Potential record-breaking temperatures are forecast, with low deserts reaching 115 to 120 degrees and high deserts 110 to 112 degrees. San Diego County’s valleys could reach up to 101 degrees, mountains up to 95 degrees, and beaches up to 84 degrees.
Soaring temperatures mean increased risk of heat-related illnesses, particularly for those involved in outdoor activities and vulnerable individuals. 

To reduce risk, drink plenty of fluids and stay in an air-conditioned room. Check up on friends and neighbors – and never leave children or pets unattended in a vehicle – not even for a few minutes.
The County website intiially did not list any cool zones when this extreme heat warning was posted. However, after East County Magazine  reached out to County officials to ask that cool zones be opened, Donna Durckel advised that starting Tuesday, the following locations will be open as cool zones:
Fallbrook Community Center

Address: 341 Heald Ln., Fallbrook, CA 92028

Days/Hours: Monday – Friday, 9am – 6:30pm


Lakeside Community Center

Address: 9841 Vine St., Lakeside, CA 92040

Days/Hours: Monday – Friday, 12pm – 5pm


Santa Ysabel Nature Center

Address: 22135 CA-79, Santa Ysabel, CA 92070

Days/Hours: Monday – Thursday, 10am – 6pm and Friday – Sunday, 9am – 7pm


Spring Valley Community Center

Address: 8735 Jamacha Blvd., Spring Valley, CA 91977

Days/Hours: Monday – Thursday, 11am – 8pm and Friday, 11am – 5pm


Borrego Springs County Library branch

Address:  2580 Country Club Road, Borrego Springs

Days/Hours: 10 a.m. to 4 p.m.

Additional sites will be posted next week on the Cool Zones website.

Please note that regardless of vaccination status, anyone who enters a cool zone must wear a facial covering inside. This is in adherence to guidance from the California Department of Public Health.

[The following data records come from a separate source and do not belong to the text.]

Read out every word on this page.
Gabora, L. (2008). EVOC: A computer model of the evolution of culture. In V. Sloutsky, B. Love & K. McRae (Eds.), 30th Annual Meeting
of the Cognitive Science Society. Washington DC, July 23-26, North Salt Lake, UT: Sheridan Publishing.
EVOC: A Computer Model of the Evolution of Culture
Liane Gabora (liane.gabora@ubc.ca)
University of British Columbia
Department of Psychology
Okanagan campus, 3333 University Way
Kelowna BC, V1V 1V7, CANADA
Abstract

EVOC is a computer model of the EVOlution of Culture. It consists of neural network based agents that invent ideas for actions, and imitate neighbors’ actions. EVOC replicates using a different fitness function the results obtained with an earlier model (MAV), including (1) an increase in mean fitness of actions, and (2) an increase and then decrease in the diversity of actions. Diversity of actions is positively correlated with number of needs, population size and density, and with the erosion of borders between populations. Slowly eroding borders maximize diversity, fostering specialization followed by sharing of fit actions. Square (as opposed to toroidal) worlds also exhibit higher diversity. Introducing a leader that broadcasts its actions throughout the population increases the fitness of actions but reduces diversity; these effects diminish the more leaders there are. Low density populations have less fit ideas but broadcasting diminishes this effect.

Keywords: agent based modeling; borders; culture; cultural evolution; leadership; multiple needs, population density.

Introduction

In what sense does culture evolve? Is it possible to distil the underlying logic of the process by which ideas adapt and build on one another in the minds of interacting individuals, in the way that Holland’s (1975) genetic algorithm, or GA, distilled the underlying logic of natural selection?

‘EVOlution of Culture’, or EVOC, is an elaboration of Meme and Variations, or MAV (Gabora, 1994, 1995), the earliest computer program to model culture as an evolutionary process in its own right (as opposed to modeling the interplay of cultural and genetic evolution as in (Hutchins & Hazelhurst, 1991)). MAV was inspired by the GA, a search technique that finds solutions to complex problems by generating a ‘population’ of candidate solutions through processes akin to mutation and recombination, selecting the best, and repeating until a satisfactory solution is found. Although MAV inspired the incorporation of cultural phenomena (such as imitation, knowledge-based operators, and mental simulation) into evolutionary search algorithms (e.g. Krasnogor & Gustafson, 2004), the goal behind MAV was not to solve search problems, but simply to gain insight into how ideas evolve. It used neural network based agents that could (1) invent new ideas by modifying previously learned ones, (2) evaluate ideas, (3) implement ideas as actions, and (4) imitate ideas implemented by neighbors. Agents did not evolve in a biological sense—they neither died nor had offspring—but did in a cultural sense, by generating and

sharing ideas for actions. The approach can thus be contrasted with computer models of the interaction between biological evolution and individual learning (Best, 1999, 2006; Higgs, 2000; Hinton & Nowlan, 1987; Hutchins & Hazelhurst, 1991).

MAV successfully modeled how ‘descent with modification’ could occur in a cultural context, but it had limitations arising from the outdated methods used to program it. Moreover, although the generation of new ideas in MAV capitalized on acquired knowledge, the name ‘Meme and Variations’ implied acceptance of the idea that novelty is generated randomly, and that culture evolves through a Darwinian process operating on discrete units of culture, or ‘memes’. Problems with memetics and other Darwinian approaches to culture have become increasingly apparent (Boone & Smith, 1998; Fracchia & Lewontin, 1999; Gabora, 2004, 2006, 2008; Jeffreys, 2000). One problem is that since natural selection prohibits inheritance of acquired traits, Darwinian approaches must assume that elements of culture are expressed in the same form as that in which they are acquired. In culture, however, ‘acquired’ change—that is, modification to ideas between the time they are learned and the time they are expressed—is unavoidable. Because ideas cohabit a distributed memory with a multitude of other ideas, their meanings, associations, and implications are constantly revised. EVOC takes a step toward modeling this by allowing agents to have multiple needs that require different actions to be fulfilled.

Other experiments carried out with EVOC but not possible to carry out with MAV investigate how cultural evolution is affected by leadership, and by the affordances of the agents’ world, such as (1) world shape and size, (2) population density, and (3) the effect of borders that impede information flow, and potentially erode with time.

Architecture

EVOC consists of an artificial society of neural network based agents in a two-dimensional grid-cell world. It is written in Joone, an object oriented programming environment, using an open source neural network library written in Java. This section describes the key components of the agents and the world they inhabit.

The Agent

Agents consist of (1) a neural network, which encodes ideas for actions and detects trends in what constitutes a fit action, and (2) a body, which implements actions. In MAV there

To reduce your risk during high heat, limit strenuous outdoor activities to early morning or evening. To reduce risk during outdoor work, the Occupational Safety and Health Administration recommends scheduling frequent rest breaks in shaded or air conditioned environments. Anyone overcome by heat should be moved to a cool and shaded location. 


Know the signs and symptoms of heat exhaustion and heat stroke. Wear lightweight and loose fitting clothing when possible. Heat stroke is an emergency! Call 9 1 1.